If you don’t know this concept, it works like this: it is funny to make fun of people better off than you, and it is not very funny to mock those people worse off that you. Or to put it another way: a working class person ripping into Boris Johnson works. But when the people in power are making jokes, it becomes a lot less fun.
Obviously, the primary goal of comedy is to be funny, but if jokes and satire provide any purpose past that it is to allow us to criticise those with power, and to mock them. The Conservatives have been in power for over a decade. Boris Johnson soundly defeated Jeremy Corbyn. Leave won the Brexit referendum. Donald Trump beat Hilary Clinton.
The right is in power now, both in the UK and across much of the world, and therefore they should be the targets of humour. And any attempt to counterbalance that – especially one that can be seen to appease a right-wing government – is worrying.
And it says a lot that the right are so self-conscious and thin-skinned about being mocked. As much as it pains me to admit it, but Boris Johnson has the biggest Tory majority since 1987. He won. Why is the right so damn angry about The Mash Report? You’d think they’d be happy now they’re in power. Just flip over to Dave and watch som Top Gear reruns.

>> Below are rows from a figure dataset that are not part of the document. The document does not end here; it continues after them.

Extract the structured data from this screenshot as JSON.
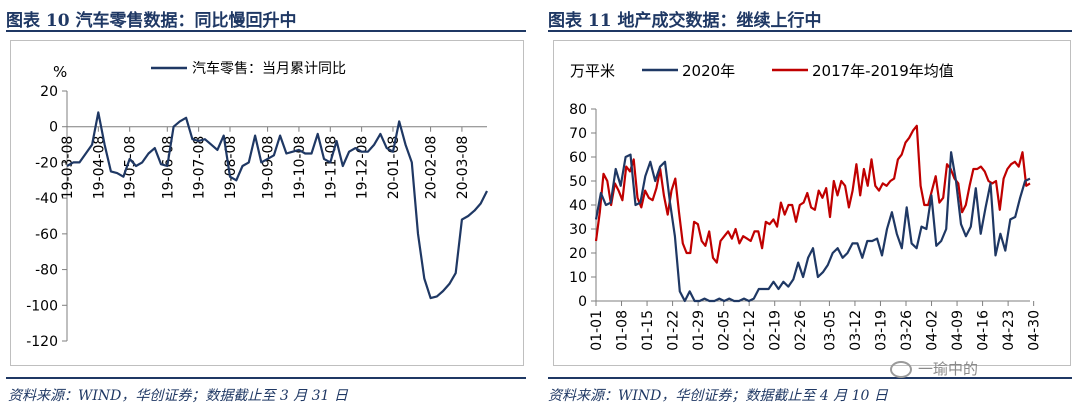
{
  "panels": {
    "left": {
      "title": "图表 10   汽车零售数据：同比慢回升中",
      "source": "资料来源：WIND，华创证券；数据截止至 3 月 31 日"
    },
    "right": {
      "title": "图表 11   地产成交数据：继续上行中",
      "source": "资料来源：WIND，华创证券；数据截止至 4 月 10 日"
    }
  },
  "watermark": "一瑜中的",
  "colors": {
    "navy": "#1f3864",
    "red": "#c00000"
  },
  "chart_data": [
    {
      "type": "line",
      "ylabel": "%",
      "ylim": [
        -120,
        20
      ],
      "yticks": [
        20,
        0,
        -20,
        -40,
        -60,
        -80,
        -100,
        -120
      ],
      "x": [
        "19-03-08",
        "19-03-15",
        "19-03-22",
        "19-03-29",
        "19-04-05",
        "19-04-08",
        "19-04-12",
        "19-04-19",
        "19-04-26",
        "19-05-03",
        "19-05-08",
        "19-05-10",
        "19-05-17",
        "19-05-24",
        "19-05-31",
        "19-06-07",
        "19-06-08",
        "19-06-14",
        "19-06-21",
        "19-06-28",
        "19-07-05",
        "19-07-08",
        "19-07-12",
        "19-07-19",
        "19-07-26",
        "19-08-02",
        "19-08-08",
        "19-08-09",
        "19-08-16",
        "19-08-23",
        "19-08-30",
        "19-09-06",
        "19-09-08",
        "19-09-13",
        "19-09-20",
        "19-09-27",
        "19-10-04",
        "19-10-08",
        "19-10-11",
        "19-10-18",
        "19-10-25",
        "19-11-01",
        "19-11-08",
        "19-11-15",
        "19-11-22",
        "19-11-29",
        "19-12-06",
        "19-12-08",
        "19-12-13",
        "19-12-20",
        "19-12-27",
        "20-01-03",
        "20-01-08",
        "20-01-10",
        "20-01-17",
        "20-01-24",
        "20-01-31",
        "20-02-07",
        "20-02-08",
        "20-02-14",
        "20-02-21",
        "20-02-28",
        "20-03-06",
        "20-03-08",
        "20-03-13",
        "20-03-20",
        "20-03-27",
        "20-03-31"
      ],
      "xticks": [
        "19-03-08",
        "19-04-08",
        "19-05-08",
        "19-06-08",
        "19-07-08",
        "19-08-08",
        "19-09-08",
        "19-10-08",
        "19-11-08",
        "19-12-08",
        "20-01-08",
        "20-02-08",
        "20-03-08"
      ],
      "series": [
        {
          "name": "汽车零售：当月累计同比",
          "color": "#1f3864",
          "values": [
            -22,
            -20,
            -20,
            -15,
            -10,
            8,
            -10,
            -25,
            -26,
            -28,
            -18,
            -22,
            -20,
            -15,
            -12,
            -21,
            -22,
            0,
            3,
            5,
            -7,
            -8,
            -7,
            -10,
            -13,
            -5,
            -28,
            -30,
            -22,
            -20,
            -5,
            -20,
            -18,
            -16,
            -5,
            -15,
            -14,
            -13,
            -15,
            -15,
            -4,
            -18,
            -20,
            -8,
            -22,
            -14,
            -12,
            -14,
            -14,
            -10,
            -4,
            -12,
            -14,
            3,
            -10,
            -20,
            -60,
            -85,
            -96,
            -95,
            -92,
            -88,
            -82,
            -52,
            -50,
            -47,
            -43,
            -36
          ]
        }
      ]
    },
    {
      "type": "line",
      "ylabel": "万平米",
      "ylim": [
        0,
        80
      ],
      "yticks": [
        80,
        70,
        60,
        50,
        40,
        30,
        20,
        10,
        0
      ],
      "xticks": [
        "01-01",
        "01-08",
        "01-15",
        "01-22",
        "01-29",
        "02-05",
        "02-12",
        "02-19",
        "02-26",
        "03-05",
        "03-12",
        "03-19",
        "03-26",
        "04-02",
        "04-09",
        "04-16",
        "04-23",
        "04-30"
      ],
      "x_start": "01-01",
      "x_end": "04-30",
      "series": [
        {
          "name": "2020年",
          "color": "#1f3864",
          "values": [
            34,
            45,
            40,
            41,
            55,
            48,
            60,
            61,
            40,
            41,
            52,
            58,
            50,
            56,
            58,
            41,
            27,
            4,
            0,
            4,
            0,
            0,
            1,
            0,
            0,
            1,
            0,
            1,
            0,
            0,
            1,
            0,
            1,
            5,
            5,
            5,
            8,
            5,
            8,
            6,
            9,
            16,
            10,
            18,
            22,
            10,
            12,
            15,
            20,
            22,
            18,
            20,
            24,
            24,
            18,
            25,
            25,
            26,
            19,
            30,
            37,
            28,
            22,
            39,
            24,
            22,
            31,
            30,
            44,
            23,
            25,
            30,
            62,
            50,
            32,
            27,
            31,
            47,
            28,
            39,
            49,
            19,
            28,
            21,
            34,
            35,
            43,
            50,
            51
          ]
        },
        {
          "name": "2017年-2019年均值",
          "color": "#c00000",
          "values": [
            25,
            37,
            53,
            50,
            40,
            49,
            46,
            42,
            56,
            54,
            59,
            43,
            39,
            46,
            43,
            42,
            47,
            55,
            44,
            36,
            46,
            51,
            37,
            24,
            20,
            20,
            33,
            32,
            25,
            23,
            29,
            18,
            16,
            25,
            27,
            29,
            26,
            30,
            24,
            27,
            26,
            25,
            29,
            29,
            22,
            33,
            32,
            34,
            31,
            41,
            36,
            40,
            40,
            33,
            40,
            41,
            45,
            39,
            38,
            46,
            43,
            47,
            35,
            50,
            44,
            50,
            48,
            39,
            46,
            57,
            44,
            55,
            48,
            59,
            48,
            46,
            49,
            48,
            50,
            51,
            59,
            61,
            66,
            68,
            71,
            73,
            48,
            40,
            40,
            46,
            52,
            41,
            43,
            57,
            55,
            51,
            49,
            37,
            40,
            48,
            55,
            55,
            56,
            54,
            50,
            49,
            50,
            38,
            51,
            55,
            57,
            58,
            56,
            62,
            48,
            49
          ]
        }
      ]
    }
  ]
}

It’s like, why does Donald Trump seemingly spend more time talking about Saturday Night Live than the protests happening all over his country?
Maybe, it is because, deep down, they know that right-wing politics are fundamentally about upholding and protecting the status quo, and therefore protecting the people in power. And then when they try to do comedy, they it starts to look like that a posh boy from Eaton making fun of a single mother living in poverty.
Look, I’m not saying there isn’t plenty of awful left-wing comedy out there. Toothless stuff about Trump’s small hands or Boris Johnson’s hair, for easy retweets. The great US comedian Chris Gethard once spoke about something called ‘Clapter’ in an interview that I often think about. Gethard said clapter “is this idea that you just say a thing that you know everyone in the room is going to agree with, so they’ll start clapping.”
“A lot of political comedy falls into that. Like, yeah: if you slam Trump in front of a New York City crowd, they’re all gonna start cheering. But you knew that, and that’s not the most challenging thing for you as an artist.”
And certain BBC panel shows can definitely fall into that trap.
But great political comedy should be challenging the status quo, pointing out people’s bullshit, and making fun of those in power. And booking Laurence Fox to “make fun of the wokeys” isn’t going to be doing that.